他出生在一个从事教育、宗教和行政管理的家族,祖辈父辈在教育管理上卓有成就。其父与坎特伯雷的大主教泰特交往甚笃,并深受广大民众的爱戴。父亲在担任牧师后响彻教堂的传道声,体现父亲对宗教的虔诚,这对怀特海有很深的影响。怀特海深切地意识到,他不是因为他父亲有知识才敬重父亲,而是因为父亲关心当地事物的个性。若说怀特海日后追求的是一个万在有情的和谐世界,那么他第一次领略“和谐”一词的涵义也因为他的父亲。当旧约派的父亲去为洗礼会派牧师离世而诵经时,英格兰人在宗教上的强烈对立情绪和人际之间的亲密情感使怀特海深受震撼,这使怀特海对教育和历史产生了兴趣。
“一便士阅读”
19世纪中叶,受到民主运动的影响,英国的文化经历了大约50年的改革,其中一个现象就是“一便士阅读”。在坎特伯雷行政堂区的教室里,每天晚上都有“一便士阅读”的活动,人们只花一便士,就能阅读众多文学佳作中精选的读物,这一便士的收益用于支付煤气费和管理员工资。在那时的英国,教堂是培育进入人类生活中的深层的最高价值的全国性机构。作为阅读的休息,中间还会安排两三次带有钢琴伴奏的歌咏和独唱,以及小提琴独奏。行政堂区还会为参加“一便士阅读”的读者寻求解答文学问题的名家人物,比如受人尊敬的牧师、医生、律师,为大家做出释疑。怀特海的父亲就经常充当“一便士阅读”活动的释疑者或主持人。

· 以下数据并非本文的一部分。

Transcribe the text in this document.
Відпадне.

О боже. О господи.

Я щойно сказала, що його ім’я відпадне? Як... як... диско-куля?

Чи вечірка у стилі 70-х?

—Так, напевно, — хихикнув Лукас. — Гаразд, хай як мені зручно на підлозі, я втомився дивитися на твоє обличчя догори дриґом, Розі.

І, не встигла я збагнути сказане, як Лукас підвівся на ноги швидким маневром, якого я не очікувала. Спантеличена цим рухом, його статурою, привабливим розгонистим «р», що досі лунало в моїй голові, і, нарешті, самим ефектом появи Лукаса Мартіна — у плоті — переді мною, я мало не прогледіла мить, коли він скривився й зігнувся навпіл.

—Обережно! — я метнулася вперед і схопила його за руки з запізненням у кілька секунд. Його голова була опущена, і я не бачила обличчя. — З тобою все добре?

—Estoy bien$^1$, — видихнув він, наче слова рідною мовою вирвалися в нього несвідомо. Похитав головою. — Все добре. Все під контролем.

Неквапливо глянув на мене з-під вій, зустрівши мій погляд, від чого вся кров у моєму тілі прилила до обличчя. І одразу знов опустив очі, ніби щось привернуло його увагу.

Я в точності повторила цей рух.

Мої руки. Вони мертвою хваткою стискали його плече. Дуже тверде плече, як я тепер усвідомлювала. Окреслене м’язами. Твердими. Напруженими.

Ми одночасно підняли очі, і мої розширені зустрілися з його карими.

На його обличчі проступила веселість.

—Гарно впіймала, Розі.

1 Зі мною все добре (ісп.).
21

这种教育面向一切人。怀特海在《回忆》中记录了一位傻老先生,他每晚花上一便士来堂区的教室读书。与这位傻老先生同等阶层的人也可以接受教育,而不仅局限于受过高等教育的上层阶级。各个阶层的人都需要学习足够的知识,得到智识的启蒙,才能推进社会的文明。并且教育也不仅仅是学校的事,“一便士阅读”无声地招引着人们终身性地学习。怀特海说“我最宝贵的记忆之一是,在我有生之年,我已目睹英国的教育,以及它带给英国人生活所带来的变化。”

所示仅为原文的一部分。